En l’espèce, le débiteur bénéficie actuellement d’un contrat d’engagement jeune depuis le 30/12/2024 et déclare la somme de 552,28 euros mensuels. Il déclare être hébergé et ne pas avoir d’autres dettes. En outre, il a repris les paiements, à hauteur de 200 euros par mois, entre le 16/01/2024 et le 12/02/2025 pour une somme totale de 2 800 euros tel qu’il ressort du décompte de l’huissier en date du 3 mars 2025. Le débiteur sollicite ainsi l’octroi d’un délai de paiement à hauteur de 200 euros mensuels et le prêteur ne s’y oppose pas.
Compte tenu de ces éléments et des propositions de règlements formulées à l’audience, Monsieur [O] [P] sera autorisé à se libérer du montant de sa dette selon les modalités qui seront rappelées au dispositif.
Il convient néanmoins de prévoir que tout défaut de paiement d’une mensualité justifiera de l’exigibilité totale de la somme due.
Il convient de rappeler que la caution ne peut se prévaloir d’une prorogation légale ou judiciaire du terme imposée au créancier. Il en résulte qu’en principe, sauf disposition particulière, la caution ne saurait bénéficier automatiquement des délais de paiement accordés au seul débiteur principal. Elle doit solliciter elle-même des délais de paiement et justifier de sa propre situation.
En l’espèce, Monsieur [B] [E], caution personnelle, justifie avoir été licencié pour faute grave le 28 décembre 2023 et être actuellement demandeur d’emploi depuis le 08 janvier 2024.
Compte tenu de ces éléments, la caution personnelle bénéficiera des délais de paiement accordés au débiteur principal.
Sur les demandes accessoires
Le défendeur, Monsieur [P], qui succombe, supportera les dépens, en application de l’article 696 du code de procédure civile.
L’équité commande en revanche d’écarter toute condamnation sur le fondement de l’article 700 du code de procédure civile.

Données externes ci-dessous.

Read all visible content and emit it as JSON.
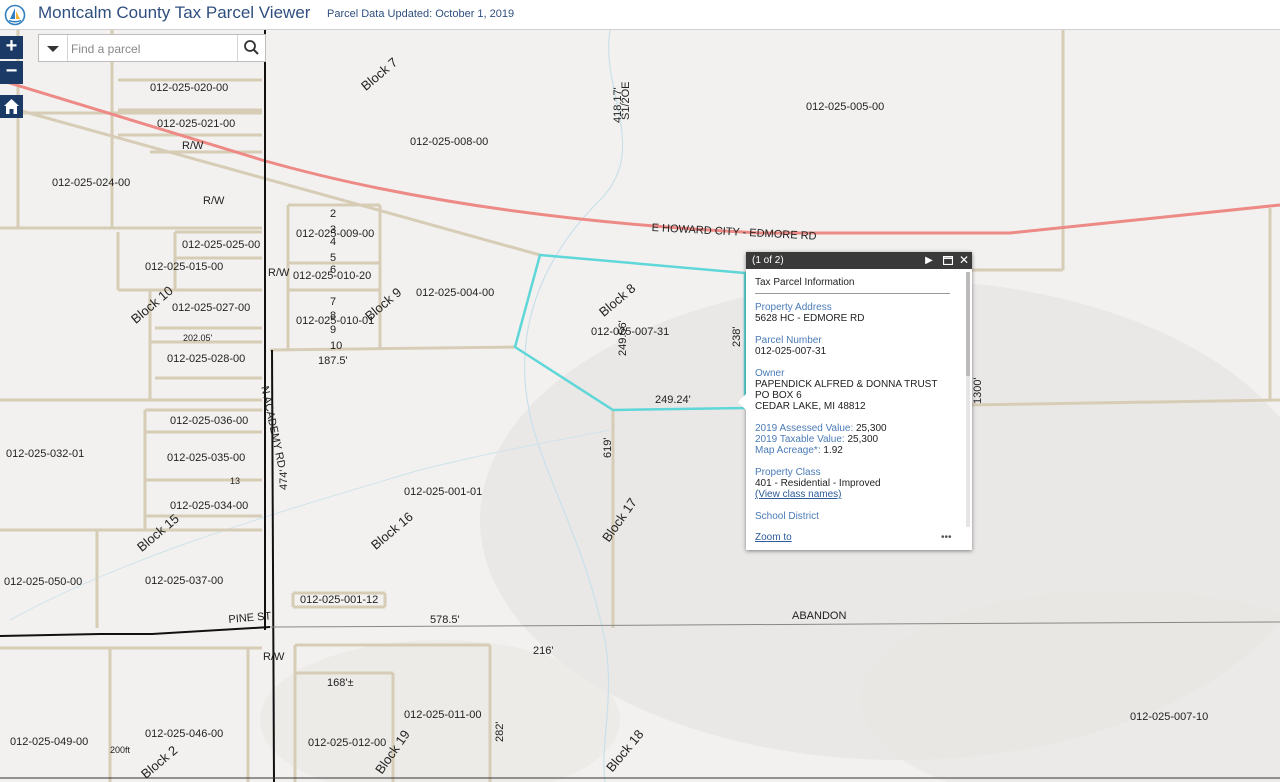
{
  "header": {
    "title": "Montcalm County Tax Parcel Viewer",
    "updated": "Parcel Data Updated: October 1, 2019"
  },
  "controls": {
    "zoom_in": "+",
    "zoom_out": "−",
    "home_icon": "home-icon",
    "search_placeholder": "Find a parcel",
    "search_icon": "search-icon",
    "dropdown_icon": "chevron-down-icon"
  },
  "colors": {
    "road": "#ed8a86",
    "parcel_line": "#d7cdb7",
    "selection": "#5fd7d8",
    "header_text": "#2f4f7f",
    "zoom_button": "#1b3a66"
  },
  "map_labels": {
    "parcels": [
      "012-025-020-00",
      "012-025-021-00",
      "012-025-024-00",
      "012-025-008-00",
      "012-025-005-00",
      "012-025-009-00",
      "012-025-025-00",
      "012-025-015-00",
      "012-025-010-20",
      "012-025-027-00",
      "012-025-010-01",
      "012-025-004-00",
      "012-025-007-31",
      "012-025-028-00",
      "012-025-036-00",
      "012-025-032-01",
      "012-025-035-00",
      "012-025-034-00",
      "012-025-001-01",
      "012-025-050-00",
      "012-025-037-00",
      "012-025-001-12",
      "012-025-011-00",
      "012-025-046-00",
      "012-025-012-00",
      "012-025-049-00",
      "012-025-007-10"
    ],
    "blocks": [
      "Block 7",
      "Block 8",
      "Block 9",
      "Block 10",
      "Block 15",
      "Block 16",
      "Block 17",
      "Block 18",
      "Block 19",
      "Block 2"
    ],
    "roads": [
      "E HOWARD CITY - EDMORE RD",
      "N ACADEMY RD",
      "PINE ST",
      "ABANDON",
      "R/W"
    ],
    "dimensions": [
      "249.24'",
      "238'",
      "249.56'",
      "187.5'",
      "578.5'",
      "216'",
      "168'±",
      "619'",
      "282'",
      "418.17'",
      "474'",
      "202.05'",
      "1300'",
      "200ft",
      "S1/2OE",
      "13"
    ]
  },
  "lot_numbers": [
    "2",
    "3",
    "4",
    "5",
    "6",
    "7",
    "8",
    "9",
    "10"
  ],
  "popup": {
    "counter": "(1 of 2)",
    "next_icon": "next-arrow-icon",
    "maximize_icon": "maximize-icon",
    "close_icon": "close-icon",
    "title": "Tax Parcel Information",
    "address_label": "Property Address",
    "address": "5628 HC - EDMORE RD",
    "parcel_label": "Parcel Number",
    "parcel": "012-025-007-31",
    "owner_label": "Owner",
    "owner_line1": "PAPENDICK ALFRED & DONNA TRUST",
    "owner_line2": "PO BOX 6",
    "owner_line3": "CEDAR LAKE, MI 48812",
    "assessed_label": "2019 Assessed Value:",
    "assessed": "25,300",
    "taxable_label": "2019 Taxable Value:",
    "taxable": "25,300",
    "acreage_label": "Map Acreage*:",
    "acreage": "1.92",
    "class_label": "Property Class",
    "class_value": "401 - Residential - Improved",
    "class_link": "(View class names)",
    "school_label": "School District",
    "zoom_link": "Zoom to",
    "more": "•••"
  }
}
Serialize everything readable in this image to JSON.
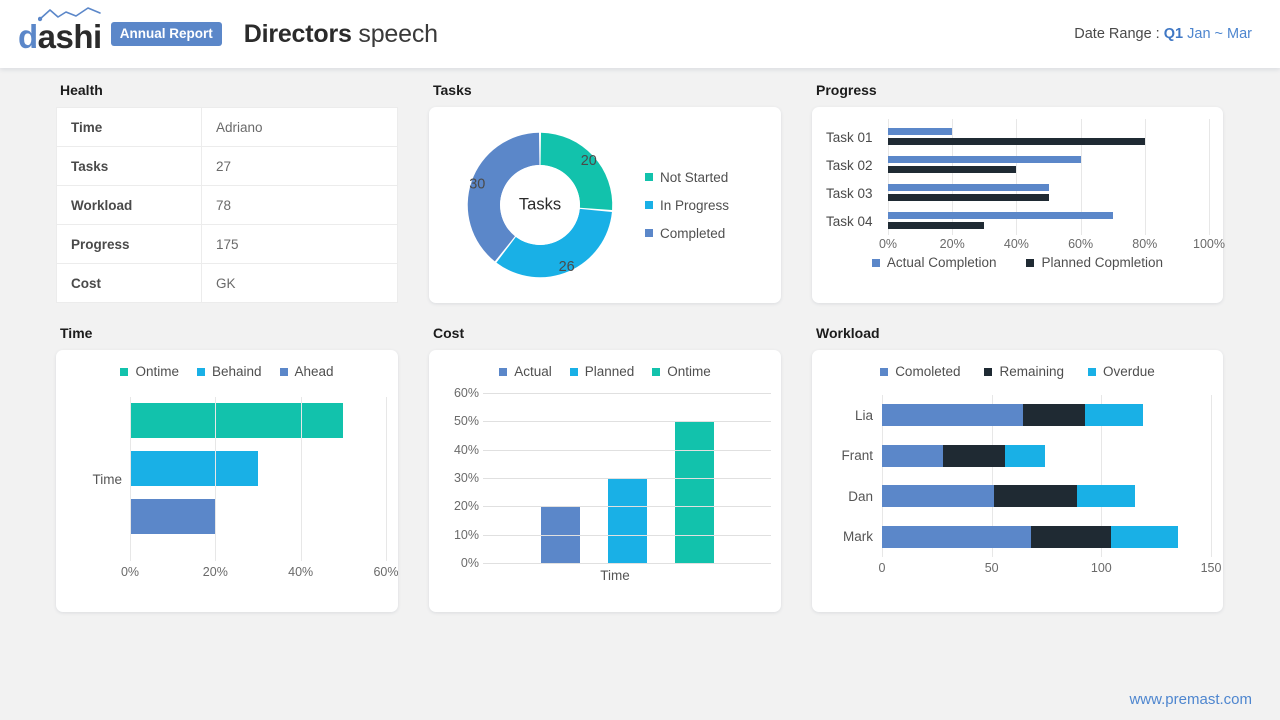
{
  "header": {
    "logo_text_d": "d",
    "logo_text_rest": "ashi",
    "logo_icon": "sparkline-icon",
    "badge": "Annual Report",
    "title_bold": "Directors",
    "title_rest": " speech",
    "date_label": "Date Range :",
    "date_quarter": "Q1",
    "date_range": "Jan ~ Mar"
  },
  "health": {
    "title": "Health",
    "rows": [
      {
        "key": "Time",
        "value": "Adriano"
      },
      {
        "key": "Tasks",
        "value": "27"
      },
      {
        "key": "Workload",
        "value": "78"
      },
      {
        "key": "Progress",
        "value": "175"
      },
      {
        "key": "Cost",
        "value": "GK"
      }
    ]
  },
  "tasks": {
    "title": "Tasks",
    "center_label": "Tasks"
  },
  "progress": {
    "title": "Progress"
  },
  "time": {
    "title": "Time"
  },
  "cost": {
    "title": "Cost"
  },
  "workload": {
    "title": "Workload"
  },
  "footer": {
    "url": "www.premast.com"
  },
  "colors": {
    "teal": "#12c2ac",
    "cyan": "#19b0e6",
    "slate_blue": "#5b87c9",
    "dark_navy": "#1f2a33",
    "brand_blue": "#5b87c9",
    "link_blue": "#4e86cf",
    "page_bg": "#f2f2f2",
    "card_bg": "#ffffff"
  },
  "chart_data": [
    {
      "type": "pie",
      "name": "tasks-donut",
      "title": "Tasks",
      "center_label": "Tasks",
      "labels": [
        "Not Started",
        "In Progress",
        "Completed"
      ],
      "values": [
        20,
        26,
        30
      ],
      "colors": [
        "#12c2ac",
        "#19b0e6",
        "#5b87c9"
      ],
      "data_labels": [
        "20",
        "26",
        "30"
      ],
      "legend": "right",
      "donut": true
    },
    {
      "type": "bar",
      "name": "progress-bars",
      "title": "Progress",
      "orientation": "horizontal",
      "categories": [
        "Task 01",
        "Task 02",
        "Task 03",
        "Task 04"
      ],
      "series": [
        {
          "name": "Actual Completion",
          "values": [
            20,
            60,
            50,
            70
          ],
          "color": "#5b87c9"
        },
        {
          "name": "Planned Copmletion",
          "values": [
            80,
            40,
            50,
            30
          ],
          "color": "#1f2a33"
        }
      ],
      "xticks": [
        "0%",
        "20%",
        "40%",
        "60%",
        "80%",
        "100%"
      ],
      "xlim": [
        0,
        100
      ],
      "grid": true,
      "legend": "bottom"
    },
    {
      "type": "bar",
      "name": "time-bars",
      "title": "Time",
      "orientation": "horizontal",
      "categories": [
        "Time"
      ],
      "series": [
        {
          "name": "Ontime",
          "values": [
            50
          ],
          "color": "#12c2ac"
        },
        {
          "name": "Behaind",
          "values": [
            30
          ],
          "color": "#19b0e6"
        },
        {
          "name": "Ahead",
          "values": [
            20
          ],
          "color": "#5b87c9"
        }
      ],
      "xticks": [
        "0%",
        "20%",
        "40%",
        "60%"
      ],
      "xlim": [
        0,
        60
      ],
      "grid": true,
      "legend": "top"
    },
    {
      "type": "bar",
      "name": "cost-bars",
      "title": "Cost",
      "orientation": "vertical",
      "categories": [
        "Time"
      ],
      "series": [
        {
          "name": "Actual",
          "values": [
            20
          ],
          "color": "#5b87c9"
        },
        {
          "name": "Planned",
          "values": [
            30
          ],
          "color": "#19b0e6"
        },
        {
          "name": "Ontime",
          "values": [
            50
          ],
          "color": "#12c2ac"
        }
      ],
      "yticks": [
        "0%",
        "10%",
        "20%",
        "30%",
        "40%",
        "50%",
        "60%"
      ],
      "ylim": [
        0,
        60
      ],
      "xlabel": "Time",
      "grid": true,
      "legend": "top"
    },
    {
      "type": "bar",
      "name": "workload-stacked",
      "title": "Workload",
      "orientation": "horizontal",
      "stacked": true,
      "categories": [
        "Lia",
        "Frant",
        "Dan",
        "Mark"
      ],
      "series": [
        {
          "name": "Comoleted",
          "values": [
            53,
            23,
            42,
            56
          ],
          "color": "#5b87c9"
        },
        {
          "name": "Remaining",
          "values": [
            23,
            23,
            31,
            30
          ],
          "color": "#1f2a33"
        },
        {
          "name": "Overdue",
          "values": [
            22,
            15,
            22,
            25
          ],
          "color": "#19b0e6"
        }
      ],
      "xticks": [
        "0",
        "50",
        "100",
        "150"
      ],
      "xlim": [
        0,
        150
      ],
      "grid": true,
      "legend": "top"
    }
  ]
}
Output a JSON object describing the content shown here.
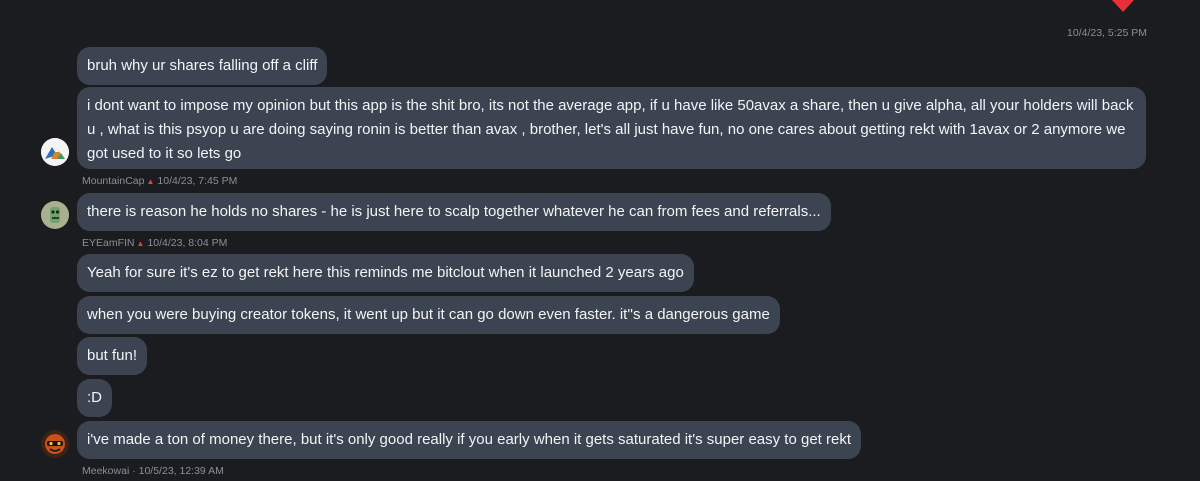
{
  "top": {
    "timestamp": "10/4/23, 5:25 PM"
  },
  "colors": {
    "background": "#1b1c1f",
    "bubble": "#3b4450",
    "meta_text": "#8b8f97",
    "heart": "#e8303a",
    "badge": "#e0453a"
  },
  "groups": [
    {
      "author": "MountainCap",
      "timestamp": "10/4/23, 7:45 PM",
      "avatar_icon": "mountain-avatar-icon",
      "messages": [
        "bruh why ur shares falling off a cliff",
        "i dont want to impose my opinion but this app is the shit bro, its not the average app, if u have like 50avax a share, then u give alpha, all your holders will back u , what is this psyop u are doing saying ronin is better than avax , brother, let's all just have fun, no one cares about getting rekt with 1avax or 2 anymore we got used to it so lets go"
      ]
    },
    {
      "author": "EYEamFIN",
      "timestamp": "10/4/23, 8:04 PM",
      "avatar_icon": "robot-avatar-icon",
      "messages": [
        "there is reason he holds no shares - he is just here to scalp together whatever he can from fees and referrals..."
      ]
    },
    {
      "author": "Meekowai",
      "timestamp": "10/5/23, 12:39 AM",
      "avatar_icon": "masked-avatar-icon",
      "messages": [
        "Yeah for sure it's ez to get rekt here this reminds me bitclout when it launched 2 years ago",
        "when you were buying creator tokens, it went up but it can go down even faster. it''s a dangerous game",
        "but fun!",
        ":D",
        "i've made a ton of money there, but it's only good really if you early when it gets saturated it's super easy to get rekt"
      ]
    }
  ]
}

La présente décision est exécutoire à titre provisoire, conformément à l’article 514 du code de procédure civile.
PAR CES MOTIFS,
Le juge des contentieux de la protection, statuant publiquement, après débats en audience publique, par jugement mis à disposition au greffe, contradictoire et en premier ressort,
RÉDUIT l’indemnité sollicitée par la société FRANFINANCE au titre de la clause pénale à 1 euro,
CONDAMNE Monsieur [O] [P] à verser à la société anonyme FRANFINANCE la somme de 9 257,07 euros au titre du capital restant dû et de la clause pénale avec intérêts au taux contractuel annuel de 0,89% portant sur la somme de 9189,15 euros à compter du 03 février 2025,
DÉBOUTE la société FRANFINANCE de sa demande de capitalisation et du surplus de ses demandes,
AUTORISE Monsieur [O] [P] à s’acquitter des sommes susvisées en 24 mensualités de 200 euros, le 10 de chaque mois et pour la première fois le 10 du mois suivant la signification de la présente décision, la dernière mensualité étant majorée du solde de la dette,
DIT qu’à défaut de paiement d’une seule mensualité à son terme, la totalité des sommes restant dues deviendra immédiatement exigible,
DIT que Monsieur [B] [E] bénéficiera des délais de paiement accordés à Monsieur [O] [P],
REJETTE la demande présentée au titre de l’article 700 du code de procédure civile,
CONDAMNE Monsieur [O] [P] aux dépens,
RAPPELLE que le présent jugement est exécutoire de plein droit à titre provisoire.